The AFL fined the Crows $300,000 and imposed draft restrictions on the club next year, with their football operations manager Phil Harper also suspended for two months for his role in the Tippett affair.
Trigg denied he cheated the AFL but conceded he was “stretching the boundaries” of the league’s laws when re-signing Tippett in 2009.
“I would very, very strongly deny cheating,” Trigg told Adelaide radio station 5AA on Monday.
“Cheating is an unfair advantage, and I know there will be a school of thought that just by getting the (Tippett’s) signature, you had an unfair advantage.
“You need to cop that.
“But in terms of did we pay more than we were supposed to in terms of the salary cap? No.

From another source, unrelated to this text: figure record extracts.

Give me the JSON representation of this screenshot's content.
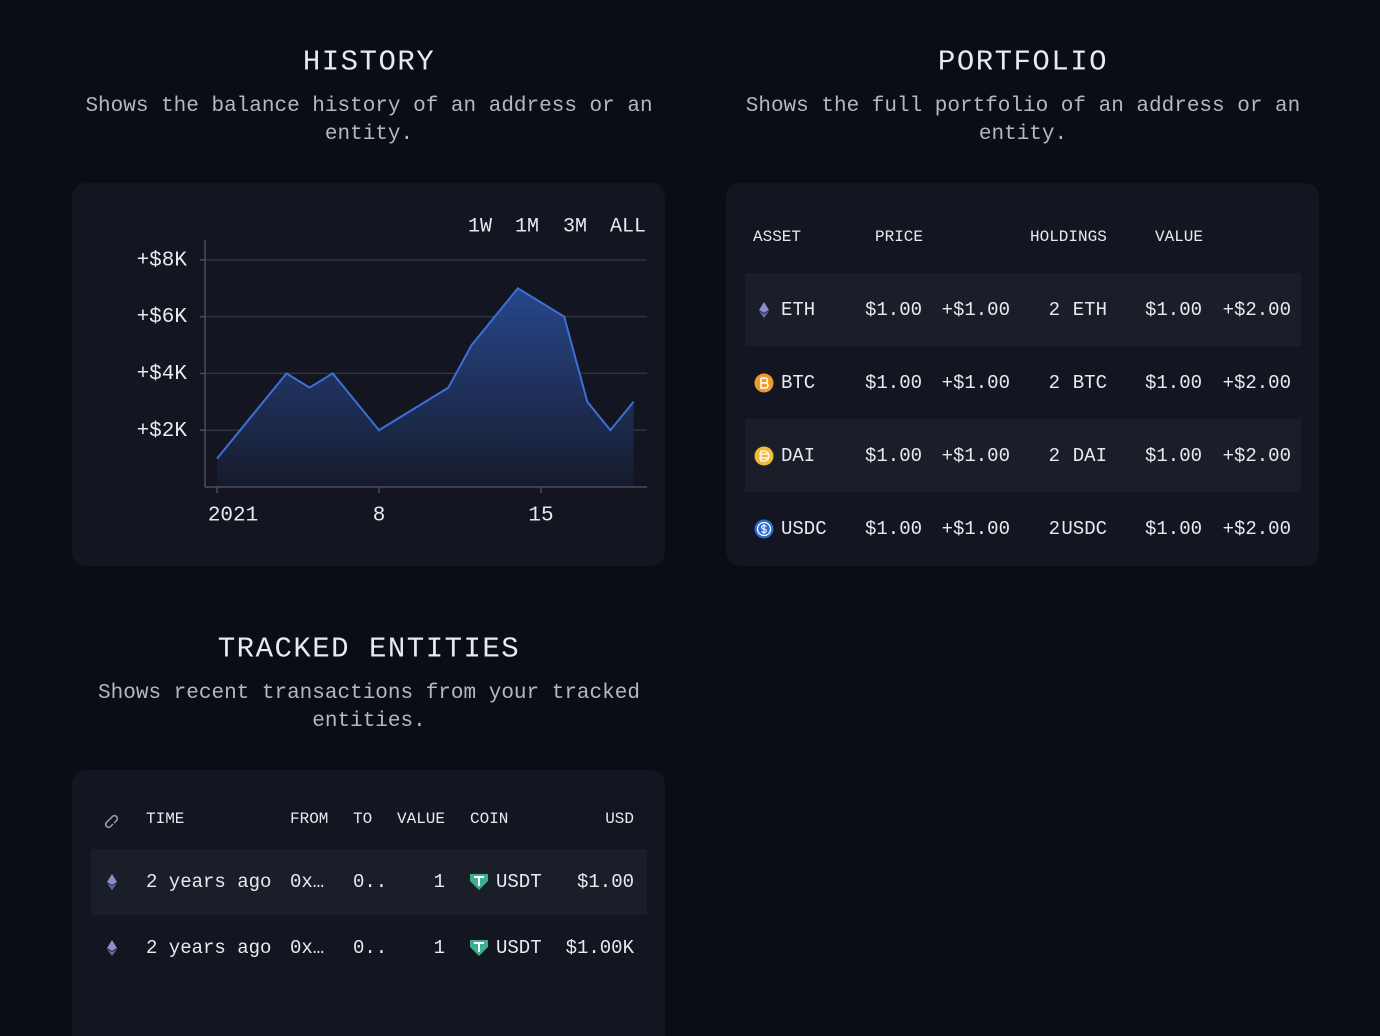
{
  "history": {
    "title": "HISTORY",
    "description": "Shows the balance history of an address or an entity.",
    "ranges": [
      "1W",
      "1M",
      "3M",
      "ALL"
    ]
  },
  "chart_data": {
    "type": "area",
    "x": [
      1,
      4,
      5,
      6,
      8,
      11,
      12,
      14,
      16,
      17,
      18,
      19
    ],
    "values": [
      1000,
      4000,
      3500,
      4000,
      2000,
      3500,
      5000,
      7000,
      6000,
      3000,
      2000,
      3000
    ],
    "xlim": [
      0.48,
      19.58
    ],
    "xticks": [
      {
        "value": 1,
        "label": "2021"
      },
      8,
      15
    ],
    "ylim": [
      0,
      8700
    ],
    "yticks": [
      {
        "value": 2000,
        "label": "+$2K"
      },
      {
        "value": 4000,
        "label": "+$4K"
      },
      {
        "value": 6000,
        "label": "+$6K"
      },
      {
        "value": 8000,
        "label": "+$8K"
      }
    ],
    "color": "#3d6fd6",
    "grid": true
  },
  "portfolio": {
    "title": "PORTFOLIO",
    "description": "Shows the full portfolio of an address or an entity.",
    "headers": [
      "ASSET",
      "PRICE",
      "HOLDINGS",
      "VALUE"
    ],
    "rows": [
      {
        "asset": "ETH",
        "price": "$1.00",
        "price_change": "+$1.00",
        "holdings": 2,
        "symbol": "ETH",
        "value": "$1.00",
        "value_change": "+$2.00"
      },
      {
        "asset": "BTC",
        "price": "$1.00",
        "price_change": "+$1.00",
        "holdings": 2,
        "symbol": "BTC",
        "value": "$1.00",
        "value_change": "+$2.00"
      },
      {
        "asset": "DAI",
        "price": "$1.00",
        "price_change": "+$1.00",
        "holdings": 2,
        "symbol": "DAI",
        "value": "$1.00",
        "value_change": "+$2.00"
      },
      {
        "asset": "USDC",
        "price": "$1.00",
        "price_change": "+$1.00",
        "holdings": 2,
        "symbol": "USDC",
        "value": "$1.00",
        "value_change": "+$2.00"
      }
    ]
  },
  "tracked": {
    "title": "TRACKED ENTITIES",
    "description": "Shows recent transactions from your tracked entities.",
    "headers": [
      "TIME",
      "FROM",
      "TO",
      "VALUE",
      "COIN",
      "USD"
    ],
    "rows": [
      {
        "time": "2 years ago",
        "from": "0x…",
        "to": "0..",
        "value": 1,
        "coin": "USDT",
        "usd": "$1.00"
      },
      {
        "time": "2 years ago",
        "from": "0x…",
        "to": "0..",
        "value": 1,
        "coin": "USDT",
        "usd": "$1.00K"
      }
    ]
  }
}
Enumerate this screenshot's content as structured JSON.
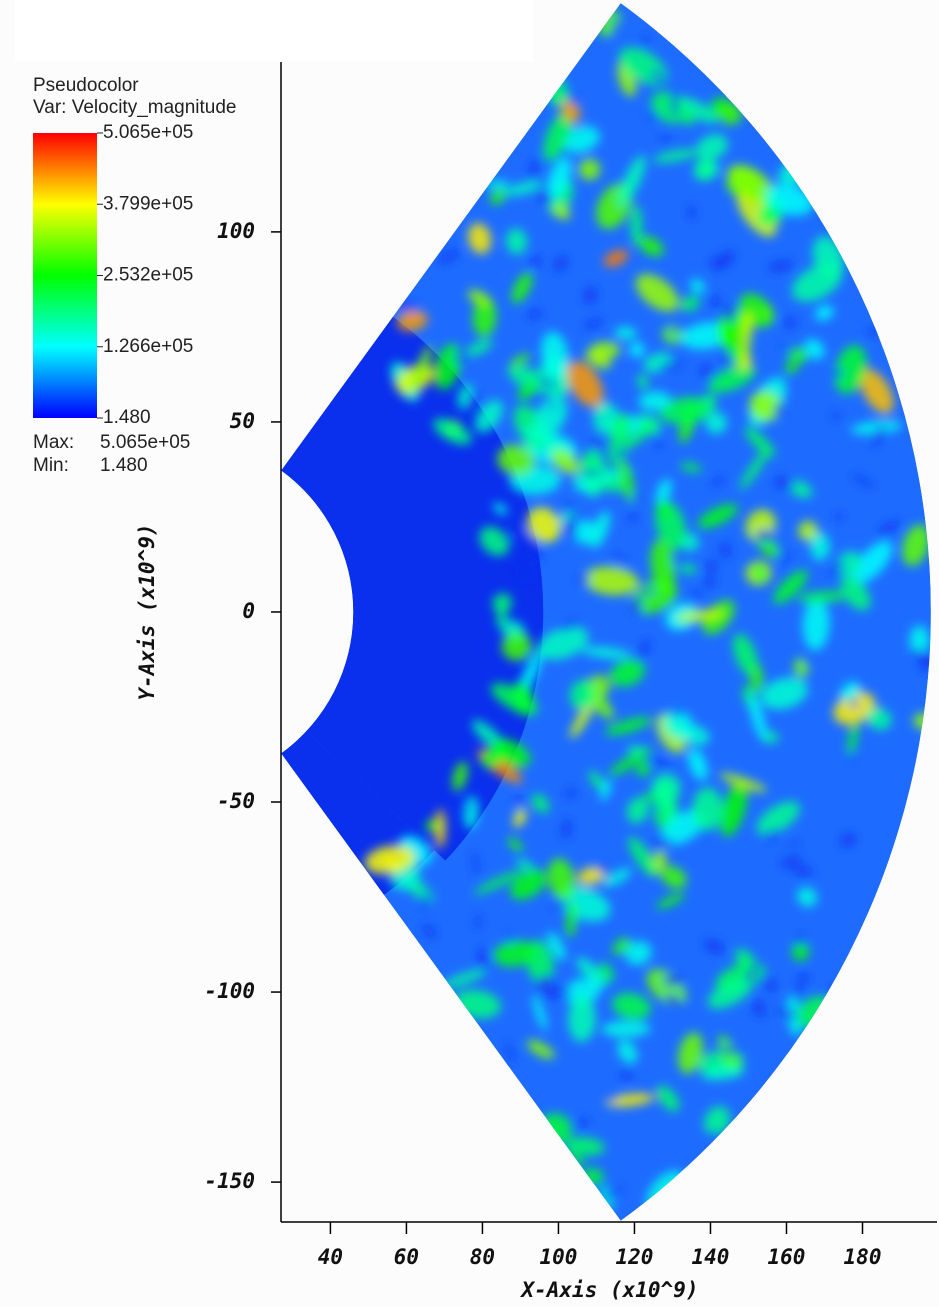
{
  "chart_data": {
    "type": "pseudocolor",
    "legend_title": "Pseudocolor",
    "variable": "Var: Velocity_magnitude",
    "colormap": [
      "#0000ff",
      "#00ffff",
      "#00ff00",
      "#ffff00",
      "#ff0000"
    ],
    "colorbar_ticks": [
      {
        "value": 506500,
        "label": "5.065e+05"
      },
      {
        "value": 379900,
        "label": "3.799e+05"
      },
      {
        "value": 253200,
        "label": "2.532e+05"
      },
      {
        "value": 126600,
        "label": "1.266e+05"
      },
      {
        "value": 1.48,
        "label": "1.480"
      }
    ],
    "max_label": "Max:",
    "max": {
      "value": 506500,
      "label": "5.065e+05"
    },
    "min_label": "Min:",
    "min": {
      "value": 1.48,
      "label": "1.480"
    },
    "xlabel": "X-Axis (x10^9)",
    "ylabel": "Y-Axis (x10^9)",
    "xlim": [
      27,
      199.6
    ],
    "ylim": [
      -160.5,
      144.7
    ],
    "xticks": [
      40,
      60,
      80,
      100,
      120,
      140,
      160,
      180
    ],
    "yticks": [
      -150,
      -100,
      -50,
      0,
      50,
      100
    ]
  }
}
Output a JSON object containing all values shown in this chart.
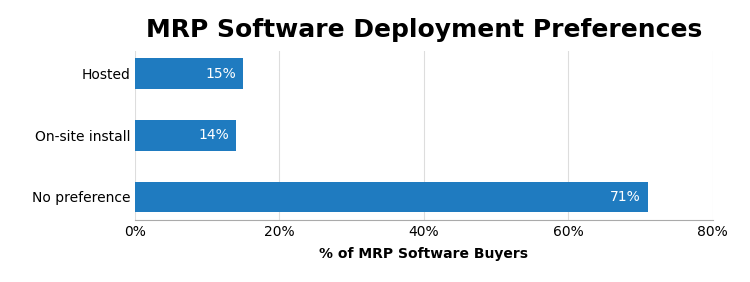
{
  "title": "MRP Software Deployment Preferences",
  "categories": [
    "No preference",
    "On-site install",
    "Hosted"
  ],
  "values": [
    71,
    14,
    15
  ],
  "bar_color": "#1f7bc0",
  "bar_labels": [
    "71%",
    "14%",
    "15%"
  ],
  "xlabel": "% of MRP Software Buyers",
  "xlim": [
    0,
    80
  ],
  "xticks": [
    0,
    20,
    40,
    60,
    80
  ],
  "xtick_labels": [
    "0%",
    "20%",
    "40%",
    "60%",
    "80%"
  ],
  "title_fontsize": 18,
  "title_fontweight": "bold",
  "label_fontsize": 10,
  "xlabel_fontsize": 10,
  "xlabel_fontweight": "bold",
  "bar_label_fontsize": 10,
  "bar_label_fontweight": "normal",
  "bar_label_color": "#ffffff",
  "background_color": "#ffffff",
  "bar_height": 0.5,
  "grid_color": "#dddddd",
  "spine_color": "#aaaaaa"
}
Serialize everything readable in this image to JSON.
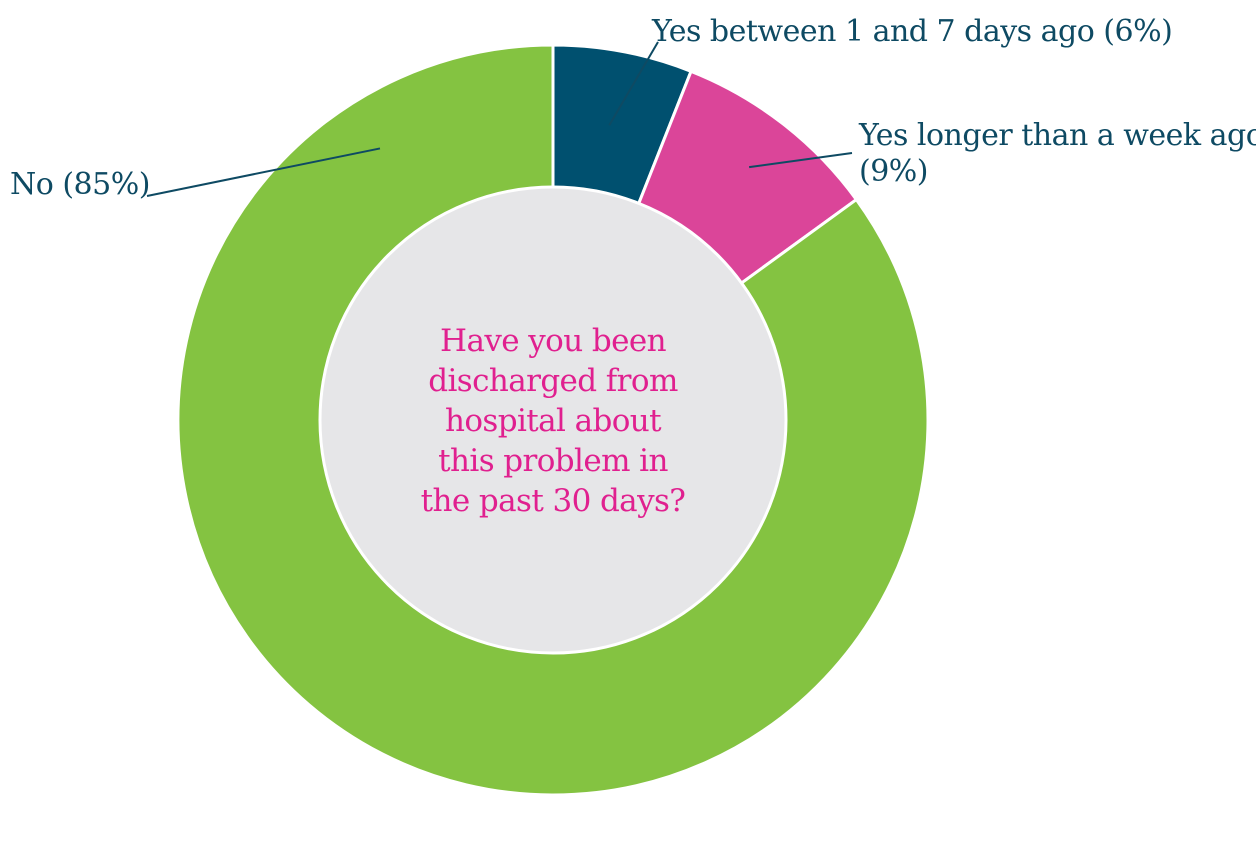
{
  "chart_data": {
    "type": "pie",
    "variant": "donut",
    "title": "Have you been discharged from hospital about this problem in the past 30 days?",
    "title_lines": [
      "Have you been",
      "discharged from",
      "hospital about",
      "this problem in",
      "the past 30 days?"
    ],
    "categories": [
      "Yes between 1 and 7 days ago",
      "Yes longer than a week ago",
      "No"
    ],
    "values": [
      6,
      9,
      85
    ],
    "unit": "%",
    "slices": [
      {
        "name": "Yes between 1 and 7 days ago",
        "value": 6,
        "color": "#00506F",
        "label_lines": [
          "Yes between 1 and 7 days ago (6%)"
        ]
      },
      {
        "name": "Yes longer than a week ago",
        "value": 9,
        "color": "#DB4599",
        "label_lines": [
          "Yes longer than a week ago",
          "(9%)"
        ]
      },
      {
        "name": "No",
        "value": 85,
        "color": "#84C341",
        "label_lines": [
          "No (85%)"
        ]
      }
    ],
    "center_fill": "#E6E6E8",
    "label_color": "#0E4A63",
    "title_color": "#E0208F",
    "legend": "none (direct labels with leader lines)"
  }
}
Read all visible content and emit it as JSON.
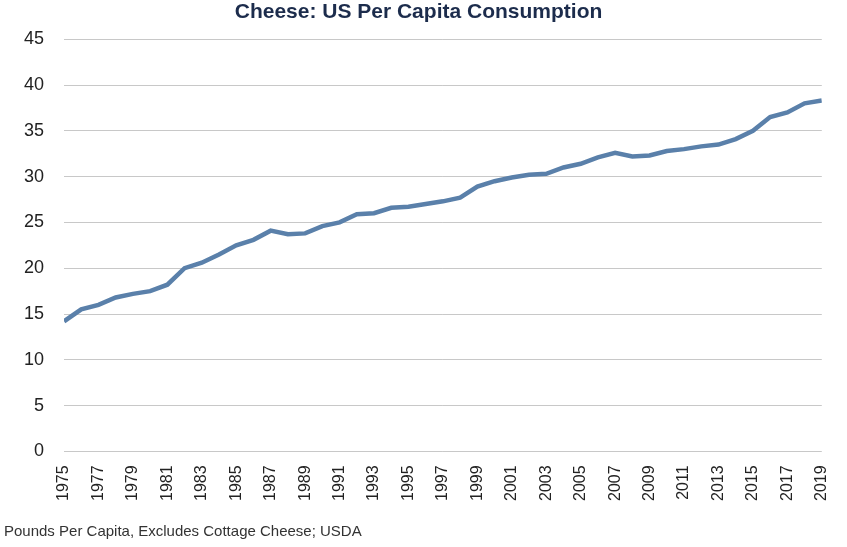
{
  "chart_data": {
    "type": "line",
    "title": "Cheese: US Per Capita Consumption",
    "footnote": "Pounds Per Capita, Excludes Cottage Cheese; USDA",
    "categories": [
      "1975",
      null,
      "1977",
      null,
      "1979",
      null,
      "1981",
      null,
      "1983",
      null,
      "1985",
      null,
      "1987",
      null,
      "1989",
      null,
      "1991",
      null,
      "1993",
      null,
      "1995",
      null,
      "1997",
      null,
      "1999",
      null,
      "2001",
      null,
      "2003",
      null,
      "2005",
      null,
      "2007",
      null,
      "2009",
      null,
      "2011",
      null,
      "2013",
      null,
      "2015",
      null,
      "2017",
      null,
      "2019"
    ],
    "values": [
      14.2,
      15.5,
      16.0,
      16.8,
      17.2,
      17.5,
      18.2,
      20.0,
      20.6,
      21.5,
      22.5,
      23.1,
      24.1,
      23.7,
      23.8,
      24.6,
      25.0,
      25.9,
      26.0,
      26.6,
      26.7,
      27.0,
      27.3,
      27.7,
      28.9,
      29.5,
      29.9,
      30.2,
      30.3,
      31.0,
      31.4,
      32.1,
      32.6,
      32.2,
      32.3,
      32.8,
      33.0,
      33.3,
      33.5,
      34.1,
      35.0,
      36.5,
      37.0,
      38.0,
      38.3
    ],
    "color": "#5a80aa",
    "ylim": [
      0,
      45
    ],
    "yticks": [
      0,
      5,
      10,
      15,
      20,
      25,
      30,
      35,
      40,
      45
    ],
    "grid": true
  }
}
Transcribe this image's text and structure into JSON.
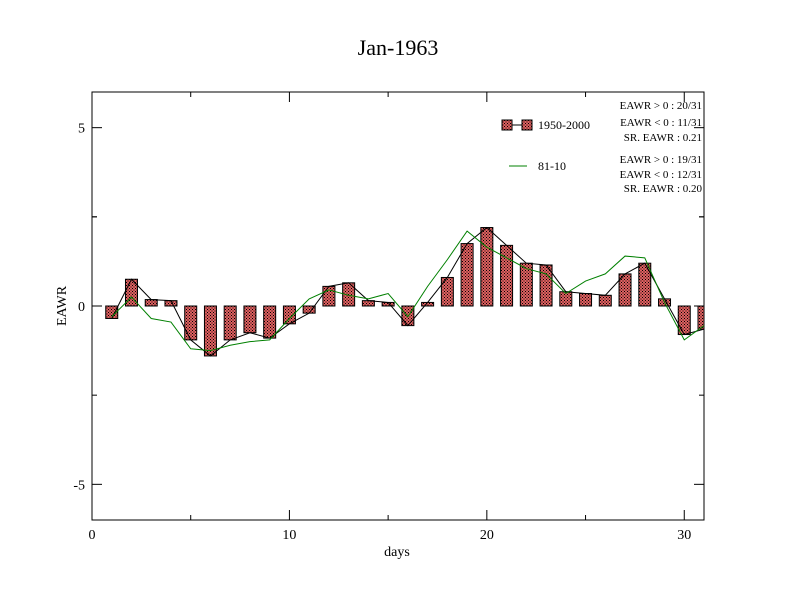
{
  "chart_data": {
    "type": "bar",
    "title": "Jan-1963",
    "xlabel": "days",
    "ylabel": "EAWR",
    "xlim": [
      0,
      31
    ],
    "ylim": [
      -6,
      6
    ],
    "x_ticks": [
      0,
      10,
      20,
      30
    ],
    "y_ticks": [
      -5,
      0,
      5
    ],
    "grid": false,
    "legend_position": "top-right",
    "x": [
      1,
      2,
      3,
      4,
      5,
      6,
      7,
      8,
      9,
      10,
      11,
      12,
      13,
      14,
      15,
      16,
      17,
      18,
      19,
      20,
      21,
      22,
      23,
      24,
      25,
      26,
      27,
      28,
      29,
      30,
      31
    ],
    "series": [
      {
        "name": "1950-2000",
        "kind": "bar",
        "color": "#e06060",
        "values": [
          -0.35,
          0.75,
          0.18,
          0.15,
          -0.95,
          -1.4,
          -0.95,
          -0.75,
          -0.9,
          -0.5,
          -0.2,
          0.55,
          0.65,
          0.15,
          0.1,
          -0.55,
          0.1,
          0.8,
          1.75,
          2.2,
          1.7,
          1.2,
          1.15,
          0.4,
          0.35,
          0.3,
          0.9,
          1.2,
          0.2,
          -0.8,
          -0.65
        ]
      },
      {
        "name": "81-10",
        "kind": "line",
        "color": "#008000",
        "values": [
          -0.3,
          0.25,
          -0.35,
          -0.45,
          -1.2,
          -1.25,
          -1.1,
          -1.0,
          -0.95,
          -0.35,
          0.2,
          0.45,
          0.3,
          0.2,
          0.35,
          -0.3,
          0.55,
          1.3,
          2.1,
          1.65,
          1.35,
          1.05,
          0.9,
          0.35,
          0.7,
          0.9,
          1.4,
          1.35,
          0.1,
          -0.95,
          -0.55
        ]
      }
    ],
    "stats": {
      "bars": [
        "EAWR > 0 : 20/31",
        "EAWR < 0 : 11/31",
        "SR. EAWR :  0.21"
      ],
      "line": [
        "EAWR > 0 : 19/31",
        "EAWR < 0 : 12/31",
        "SR. EAWR :  0.20"
      ]
    }
  }
}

“Did we really get an advantage in terms of that trade clause in the end? No.
“The tabloids will go down a path of using that word (cheat).
“I just know, I need to look myself in the mirror forever on this … (I have a) quite really clear conscience.”
The Adelaide board on Saturday voted that despite the damage caused, Trigg and Harper would return to their roles once serving their suspensions from January 1 next year.
“The text book would say in this situation, you step down, you step away, I know that,” Trigg said.
“It is very unusual in these circumstances to dig in – and much less to have a board back you as the right person to keep going.”
Of the illegal deal, Trigg said immense public and time pressures to re-sign Tippett, who walked out on the Crows at the end of the 2012 and nominated for the December 11 preseason draft, were factors.
“There were concerns about aspects of it, not necessarily essence of it,” he said.
“It was a deal that was produced under pressure and under real time pressure as well.
Trigg said his credibility and trust within the AFL industry suffered “a little ding” from the Tippett saga but added he was “up for the fight” of restoring his reputation.